The labor arbitrage/offshoring model is powerful and relatively simple — compared to investing in productivity for U.S. workers over the past couple of decades. Perhaps your company is like most enterprises in America, having opted for this strategy to achieve cost savings. I believe it’s important to recognize that the arbitrage/offshoring model took companies’ attention away from investing in internal productivity improvements. But there are fewer opportunities now for the labor arbitrage model since it is maturing, and new barriers are arising for sending/maintaining U.S. work offshore.
American businesses face a changing climate where it’s less acceptable to offshore work now. In addition, we have the looming prospect of increasing barriers to offshoring ranging from a potential border tax on services, immigration reform and reform of H-1B visas — all of which lead to higher costs. In addition, offshoring has unintended consequences such as the time zones delay that can affect productivity, and there can be “outsourcing bloat.” Although the per-unit labor cost in the arbitrage/offshoring model is lower, other unintended consequences incur more labor or less communication and less alignment.
There is nothing wrong with labor arbitrage, but U.S. companies have effectively been taking the easy path and now face the need to choose an alternative strategy for cost savings. Now that it’s less socially acceptable, an alternative is essential. That alternative is investing in technologies that improve productivity of U.S. workers.
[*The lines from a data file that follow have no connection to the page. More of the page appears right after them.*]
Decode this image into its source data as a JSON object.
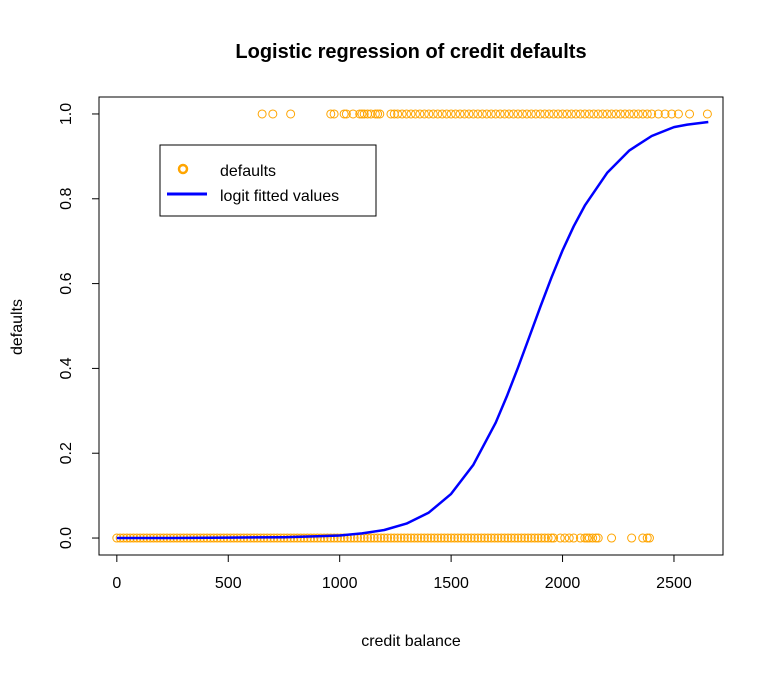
{
  "colors": {
    "points": "#FFA500",
    "fitted_line": "#0000FF",
    "axes": "#000000",
    "background": "#FFFFFF"
  },
  "chart_data": {
    "type": "scatter",
    "title": "Logistic regression of credit defaults",
    "xlabel": "credit balance",
    "ylabel": "defaults",
    "xlim": [
      -80,
      2720
    ],
    "ylim": [
      -0.04,
      1.04
    ],
    "x_ticks": [
      0,
      500,
      1000,
      1500,
      2000,
      2500
    ],
    "y_ticks": [
      0.0,
      0.2,
      0.4,
      0.6,
      0.8,
      1.0
    ],
    "x_tick_labels": [
      "0",
      "500",
      "1000",
      "1500",
      "2000",
      "2500"
    ],
    "y_tick_labels": [
      "0.0",
      "0.2",
      "0.4",
      "0.6",
      "0.8",
      "1.0"
    ],
    "grid": false,
    "legend": {
      "placement": "top-left",
      "entries": [
        {
          "label": "defaults",
          "symbol": "open-circle"
        },
        {
          "label": "logit fitted values",
          "symbol": "line"
        }
      ]
    },
    "series": [
      {
        "name": "defaults",
        "kind": "points",
        "points_y1_x": [
          652,
          700,
          780,
          960,
          975,
          1020,
          1030,
          1060,
          1090,
          1100,
          1110,
          1125,
          1140,
          1160,
          1170,
          1180,
          1230,
          1245,
          1260,
          1280,
          1300,
          1320,
          1340,
          1360,
          1380,
          1400,
          1420,
          1440,
          1460,
          1480,
          1500,
          1520,
          1540,
          1560,
          1580,
          1600,
          1620,
          1640,
          1660,
          1680,
          1700,
          1720,
          1740,
          1760,
          1780,
          1800,
          1820,
          1840,
          1860,
          1880,
          1900,
          1920,
          1940,
          1960,
          1980,
          2000,
          2020,
          2040,
          2060,
          2080,
          2100,
          2120,
          2140,
          2160,
          2180,
          2200,
          2220,
          2240,
          2260,
          2280,
          2300,
          2320,
          2340,
          2360,
          2380,
          2400,
          2430,
          2460,
          2490,
          2520,
          2570,
          2650
        ],
        "points_y0_x_dense_range": [
          0,
          1950
        ],
        "points_y0_x_sparse": [
          1960,
          1990,
          2010,
          2030,
          2050,
          2080,
          2100,
          2110,
          2120,
          2135,
          2150,
          2160,
          2220,
          2310,
          2360,
          2380,
          2390
        ]
      },
      {
        "name": "logit fitted values",
        "kind": "line",
        "x": [
          0,
          250,
          500,
          750,
          900,
          1000,
          1100,
          1200,
          1300,
          1400,
          1500,
          1600,
          1700,
          1750,
          1800,
          1850,
          1900,
          1950,
          2000,
          2050,
          2100,
          2200,
          2300,
          2400,
          2500,
          2560,
          2654
        ],
        "y": [
          0.0,
          0.0,
          0.001,
          0.002,
          0.004,
          0.006,
          0.011,
          0.019,
          0.034,
          0.06,
          0.104,
          0.173,
          0.272,
          0.334,
          0.402,
          0.473,
          0.545,
          0.614,
          0.678,
          0.735,
          0.784,
          0.861,
          0.914,
          0.948,
          0.969,
          0.975,
          0.981
        ]
      }
    ]
  }
}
The good news is it’s very clear that some of the ingredients that allow organizations to change productivity have the potential for a cost impact that is similar to or greater than offshoring. As attention increasingly turns to these productivity aids, organizations find that the tools provide dramatic improvements in productivity across pretty much every aspect of IT and business processes.
Your company can dramatically improve its productivity through investing in these vehicles: IT simplification and standardization, digital technologies, agile methodology and DevOps. They each hold the promise of dramatic productivity improvement.
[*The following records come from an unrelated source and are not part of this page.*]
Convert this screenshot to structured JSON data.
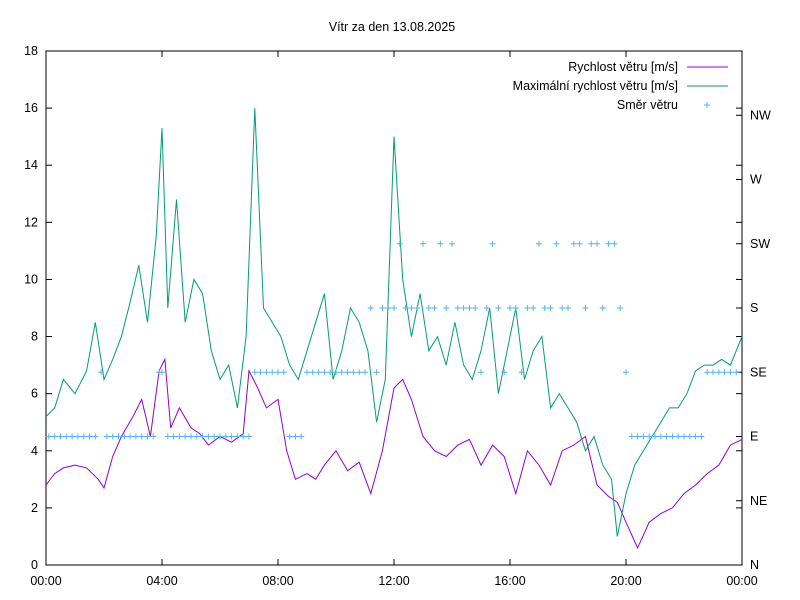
{
  "chart_data": {
    "type": "line",
    "title": "Vítr za den 13.08.2025",
    "xlabel": "",
    "ylabel": "",
    "x_ticks": [
      "00:00",
      "04:00",
      "08:00",
      "12:00",
      "16:00",
      "20:00",
      "00:00"
    ],
    "x_range_hours": [
      0,
      24
    ],
    "ylim": [
      0,
      18
    ],
    "y_ticks": [
      0,
      2,
      4,
      6,
      8,
      10,
      12,
      14,
      16,
      18
    ],
    "y2_ticks": [
      "N",
      "NE",
      "E",
      "SE",
      "S",
      "SW",
      "W",
      "NW"
    ],
    "y2_direction_degrees": [
      0,
      45,
      90,
      135,
      180,
      225,
      270,
      315
    ],
    "grid": false,
    "legend_placement": "top-right",
    "series": [
      {
        "name": "Rychlost větru [m/s]",
        "color": "#9400d3",
        "style": "line",
        "x": [
          0,
          0.3,
          0.6,
          1.0,
          1.4,
          1.8,
          2.0,
          2.3,
          2.6,
          3.0,
          3.3,
          3.6,
          3.9,
          4.1,
          4.3,
          4.6,
          5.0,
          5.3,
          5.6,
          6.0,
          6.4,
          6.8,
          7.0,
          7.3,
          7.6,
          8.0,
          8.3,
          8.6,
          9.0,
          9.3,
          9.6,
          10.0,
          10.4,
          10.8,
          11.2,
          11.6,
          12.0,
          12.3,
          12.6,
          13.0,
          13.4,
          13.8,
          14.2,
          14.6,
          15.0,
          15.4,
          15.8,
          16.2,
          16.6,
          17.0,
          17.4,
          17.8,
          18.2,
          18.6,
          19.0,
          19.4,
          19.7,
          20.0,
          20.4,
          20.8,
          21.2,
          21.6,
          22.0,
          22.4,
          22.8,
          23.2,
          23.6,
          24.0
        ],
        "values": [
          2.8,
          3.2,
          3.4,
          3.5,
          3.4,
          3.0,
          2.7,
          3.8,
          4.5,
          5.2,
          5.8,
          4.5,
          6.8,
          7.2,
          4.8,
          5.5,
          4.8,
          4.6,
          4.2,
          4.5,
          4.3,
          4.6,
          6.8,
          6.2,
          5.5,
          5.8,
          4.0,
          3.0,
          3.2,
          3.0,
          3.5,
          4.0,
          3.3,
          3.6,
          2.5,
          4.0,
          6.2,
          6.5,
          5.8,
          4.5,
          4.0,
          3.8,
          4.2,
          4.4,
          3.5,
          4.2,
          3.8,
          2.5,
          4.0,
          3.5,
          2.8,
          4.0,
          4.2,
          4.5,
          2.8,
          2.4,
          2.2,
          1.5,
          0.6,
          1.5,
          1.8,
          2.0,
          2.5,
          2.8,
          3.2,
          3.5,
          4.2,
          4.4
        ]
      },
      {
        "name": "Maximální rychlost větru [m/s]",
        "color": "#009e73",
        "style": "line",
        "x": [
          0,
          0.3,
          0.6,
          1.0,
          1.4,
          1.7,
          2.0,
          2.3,
          2.6,
          2.9,
          3.2,
          3.5,
          3.8,
          4.0,
          4.2,
          4.5,
          4.8,
          5.1,
          5.4,
          5.7,
          6.0,
          6.3,
          6.6,
          6.9,
          7.2,
          7.5,
          7.8,
          8.1,
          8.4,
          8.7,
          9.0,
          9.3,
          9.6,
          9.9,
          10.2,
          10.5,
          10.8,
          11.1,
          11.4,
          11.7,
          12.0,
          12.3,
          12.6,
          12.9,
          13.2,
          13.5,
          13.8,
          14.1,
          14.4,
          14.7,
          15.0,
          15.3,
          15.6,
          15.9,
          16.2,
          16.5,
          16.8,
          17.1,
          17.4,
          17.7,
          18.0,
          18.3,
          18.6,
          18.9,
          19.2,
          19.5,
          19.7,
          20.0,
          20.3,
          20.6,
          20.9,
          21.2,
          21.5,
          21.8,
          22.1,
          22.4,
          22.7,
          23.0,
          23.3,
          23.6,
          24.0
        ],
        "values": [
          5.2,
          5.5,
          6.5,
          6.0,
          6.8,
          8.5,
          6.5,
          7.2,
          8.0,
          9.2,
          10.5,
          8.5,
          11.5,
          15.3,
          9.0,
          12.8,
          8.5,
          10.0,
          9.5,
          7.5,
          6.5,
          7.0,
          5.5,
          8.0,
          16.0,
          9.0,
          8.5,
          8.0,
          7.0,
          6.5,
          7.5,
          8.5,
          9.5,
          6.5,
          7.5,
          9.0,
          8.5,
          7.5,
          5.0,
          6.5,
          15.0,
          10.0,
          8.0,
          9.5,
          7.5,
          8.0,
          7.0,
          8.5,
          7.0,
          6.5,
          7.5,
          9.0,
          6.0,
          7.5,
          9.0,
          6.5,
          7.5,
          8.0,
          5.5,
          6.0,
          5.5,
          5.0,
          4.0,
          4.5,
          3.5,
          3.0,
          1.0,
          2.5,
          3.5,
          4.0,
          4.5,
          5.0,
          5.5,
          5.5,
          6.0,
          6.8,
          7.0,
          7.0,
          7.2,
          7.0,
          8.0
        ]
      },
      {
        "name": "Směr větru",
        "color": "#56b4e9",
        "style": "points",
        "axis": "y2",
        "x": [
          0.1,
          0.3,
          0.5,
          0.7,
          0.9,
          1.1,
          1.3,
          1.5,
          1.7,
          1.9,
          2.1,
          2.3,
          2.5,
          2.7,
          2.9,
          3.1,
          3.3,
          3.5,
          3.7,
          3.9,
          4.0,
          4.2,
          4.4,
          4.6,
          4.8,
          5.0,
          5.2,
          5.4,
          5.6,
          5.8,
          6.0,
          6.2,
          6.4,
          6.6,
          6.8,
          7.0,
          7.2,
          7.4,
          7.6,
          7.8,
          8.0,
          8.2,
          8.4,
          8.6,
          8.8,
          9.0,
          9.2,
          9.4,
          9.6,
          9.8,
          10.0,
          10.2,
          10.4,
          10.6,
          10.8,
          11.0,
          11.2,
          11.4,
          11.6,
          11.8,
          12.0,
          12.2,
          12.4,
          12.6,
          12.8,
          13.0,
          13.2,
          13.4,
          13.6,
          13.8,
          14.0,
          14.2,
          14.4,
          14.6,
          14.8,
          15.0,
          15.2,
          15.4,
          15.6,
          15.8,
          16.0,
          16.2,
          16.4,
          16.6,
          16.8,
          17.0,
          17.2,
          17.4,
          17.6,
          17.8,
          18.0,
          18.2,
          18.4,
          18.6,
          18.8,
          19.0,
          19.2,
          19.4,
          19.6,
          19.8,
          20.0,
          20.2,
          20.4,
          20.6,
          20.8,
          21.0,
          21.2,
          21.4,
          21.6,
          21.8,
          22.0,
          22.2,
          22.4,
          22.6,
          22.8,
          23.0,
          23.2,
          23.4,
          23.6,
          23.8
        ],
        "values": [
          90,
          90,
          90,
          90,
          90,
          90,
          90,
          90,
          90,
          135,
          90,
          90,
          90,
          90,
          90,
          90,
          90,
          90,
          90,
          135,
          135,
          90,
          90,
          90,
          90,
          90,
          90,
          90,
          90,
          90,
          90,
          90,
          90,
          90,
          90,
          90,
          135,
          135,
          135,
          135,
          135,
          135,
          90,
          90,
          90,
          135,
          135,
          135,
          135,
          135,
          135,
          135,
          135,
          135,
          135,
          135,
          180,
          135,
          180,
          180,
          180,
          225,
          180,
          180,
          180,
          225,
          180,
          180,
          225,
          180,
          225,
          180,
          180,
          180,
          180,
          135,
          180,
          225,
          180,
          135,
          180,
          180,
          135,
          180,
          180,
          225,
          180,
          180,
          225,
          180,
          180,
          225,
          225,
          180,
          225,
          225,
          180,
          225,
          225,
          180,
          135,
          90,
          90,
          90,
          90,
          90,
          90,
          90,
          90,
          90,
          90,
          90,
          90,
          90,
          135,
          135,
          135,
          135,
          135,
          135
        ]
      }
    ]
  }
}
Making IT tasks simpler and more standard is the simple first step to becoming more productive. Implementing digital technologies is the next step. Automation and Robotic Process Automation (RPA), for example, allow organizations to automate work that was being done by people and can increase the productivity of the remaining workforce. At its heart, cloud combines simplicity and standards along with a huge amount of automation, thereby creating massive increases of productivity.
A notable cloud use case is Revlon’s IT infrastructure. The company went from having over 100 people managing its data centers to five after moving to the cloud. That’s an enormous jump in productivity.
There are many use case examples in DevOps. For example, in companies that apply automated testing, self-provisioning and agile methodologies into existing shared services organizations, we’re seeing 30 percent or more productivity gains.
We’re seeing examples of several hundred times improvement in productivity in enterprises that break the IT mold and change from a functionally led shared services organization to an IT-as-a-Service (ITaaS) structure incorporating end-to-end, cross-functional teams.
In the case of call centers, implementing RPA allows companies to improve customer experience while reducing the number of call center agents by 40 percent. When they add cognitive-computing agents, they achieve a further 20 to 30 percent reduction of FTEs.
Given these benefits to date, it’s clear that organizations can lower their labor costs even more dramatically by improving productivity than by moving the work offshore. Although the IT focus for the last 10 to 20 years has focused on reducing costs by offshoring, I believe the next 10 years will be a story of increasing productivity in the workforce.